C-CORE has completed installation and commissioning of a satellite ground station for downlinking data from a new generation of Earth Observation (EO) satellites. Designed and built at C–CORE’s facilities in St. John’s NL, the novel ground station is optimized for use with today’s emerging generation of breadbox-sized nanosats and cubesats. Its innovative self-leveling platform ensures stability during seasonal frost heave, making it ideal for Arctic deployment.

“In the EO world, we’re seeing something similar to what happened with cell phones,” says C‑CORE’s Vice President for Remote Sensing, Desmond Power. “As components get smaller, satellites get cheaper and easier to build and launch. The hundreds of small satellites now coming into service are game-changers.  They’re providing an unprecedented amount of data of every kind. That’s where C-CORE comes in: our new ground station is a matching solution – smaller, cheaper and more easily deployable too.”

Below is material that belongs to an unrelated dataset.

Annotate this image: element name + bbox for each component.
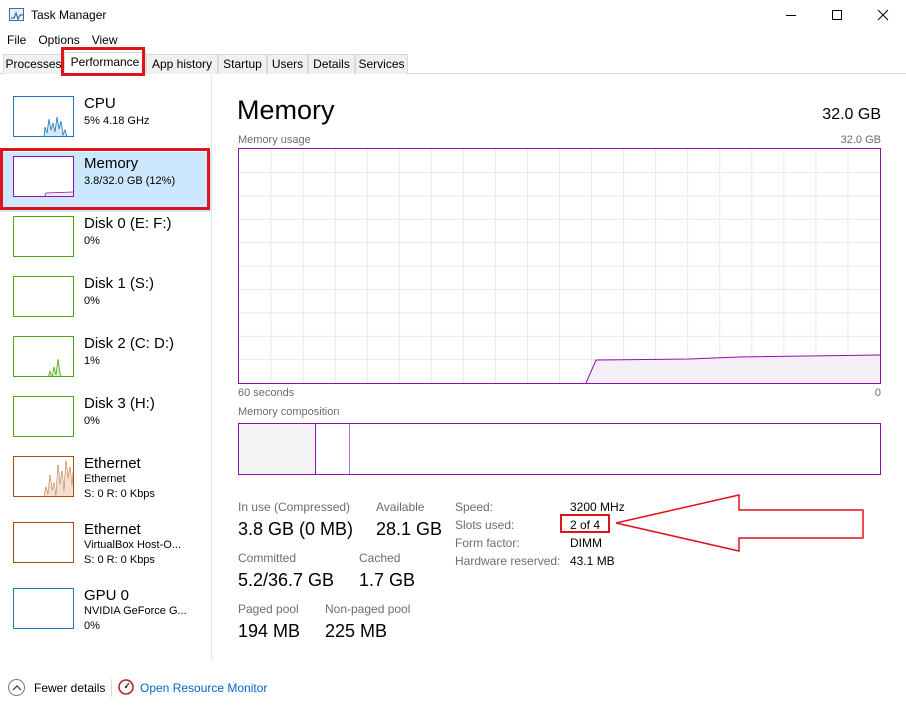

Existing receiving and processing infrastructure has been taxed to keep pace, but C-CORE’s new ground station is a matching solution – smaller, cheaper and more easily deployed. Roughly one quarter the size of conventional ground stations, its robust components can be packed into a 53-foot shipping container, transported, unloaded, assembled and commissioned at the end-use site. It is designed to receive and process a variety of satellite data – optical and radar imagery, as well as the greenhouse gas measurements captured by GHGSat’s Claire satellite, whose sensor testing was supported by C-CORE’s LOOKNorth Centre in 2014.

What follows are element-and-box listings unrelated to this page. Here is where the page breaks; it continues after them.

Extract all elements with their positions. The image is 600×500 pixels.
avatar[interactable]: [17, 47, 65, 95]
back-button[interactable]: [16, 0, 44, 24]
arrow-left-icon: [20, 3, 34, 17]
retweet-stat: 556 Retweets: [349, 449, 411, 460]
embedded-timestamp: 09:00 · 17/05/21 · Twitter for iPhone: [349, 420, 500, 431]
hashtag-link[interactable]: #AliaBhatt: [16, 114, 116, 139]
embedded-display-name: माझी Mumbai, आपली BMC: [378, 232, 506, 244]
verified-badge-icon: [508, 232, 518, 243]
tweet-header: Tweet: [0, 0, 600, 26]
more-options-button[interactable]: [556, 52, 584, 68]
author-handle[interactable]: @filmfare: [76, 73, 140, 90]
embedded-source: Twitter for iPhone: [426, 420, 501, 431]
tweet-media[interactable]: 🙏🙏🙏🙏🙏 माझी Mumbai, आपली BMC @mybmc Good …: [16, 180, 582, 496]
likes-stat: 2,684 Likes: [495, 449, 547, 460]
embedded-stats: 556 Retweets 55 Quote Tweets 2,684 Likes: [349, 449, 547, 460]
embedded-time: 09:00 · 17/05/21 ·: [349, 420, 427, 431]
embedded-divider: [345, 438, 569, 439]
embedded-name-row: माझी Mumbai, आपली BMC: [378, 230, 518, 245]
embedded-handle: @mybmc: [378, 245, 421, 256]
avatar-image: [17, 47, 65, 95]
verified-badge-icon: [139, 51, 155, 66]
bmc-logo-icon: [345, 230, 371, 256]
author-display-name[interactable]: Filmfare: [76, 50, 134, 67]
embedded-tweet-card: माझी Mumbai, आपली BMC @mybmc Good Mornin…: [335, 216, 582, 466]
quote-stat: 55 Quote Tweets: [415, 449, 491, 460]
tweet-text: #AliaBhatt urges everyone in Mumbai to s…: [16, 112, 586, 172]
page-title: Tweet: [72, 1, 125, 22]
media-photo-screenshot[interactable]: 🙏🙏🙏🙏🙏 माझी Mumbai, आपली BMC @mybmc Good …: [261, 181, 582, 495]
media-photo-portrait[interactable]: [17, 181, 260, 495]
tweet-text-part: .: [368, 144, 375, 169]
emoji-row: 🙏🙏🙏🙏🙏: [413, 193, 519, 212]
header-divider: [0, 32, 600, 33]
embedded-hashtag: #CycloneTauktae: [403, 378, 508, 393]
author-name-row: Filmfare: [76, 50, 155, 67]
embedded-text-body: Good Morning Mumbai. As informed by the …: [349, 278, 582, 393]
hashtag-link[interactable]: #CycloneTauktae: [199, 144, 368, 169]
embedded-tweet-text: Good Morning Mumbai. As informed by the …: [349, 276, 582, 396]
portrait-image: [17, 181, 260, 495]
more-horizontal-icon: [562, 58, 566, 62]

The partnership through which GHGSat-D data is downlinked to C-CORE’s Inuvik ground station was facilitated by LOOKNorth, creating a made-in-Canada solution to a national and international environmental monitoring challenge. C‑CORE’s novel Arctic ground station provides a cost-effective solution to the challenge of high volumes of data, and helps turn all that raw information into real insights.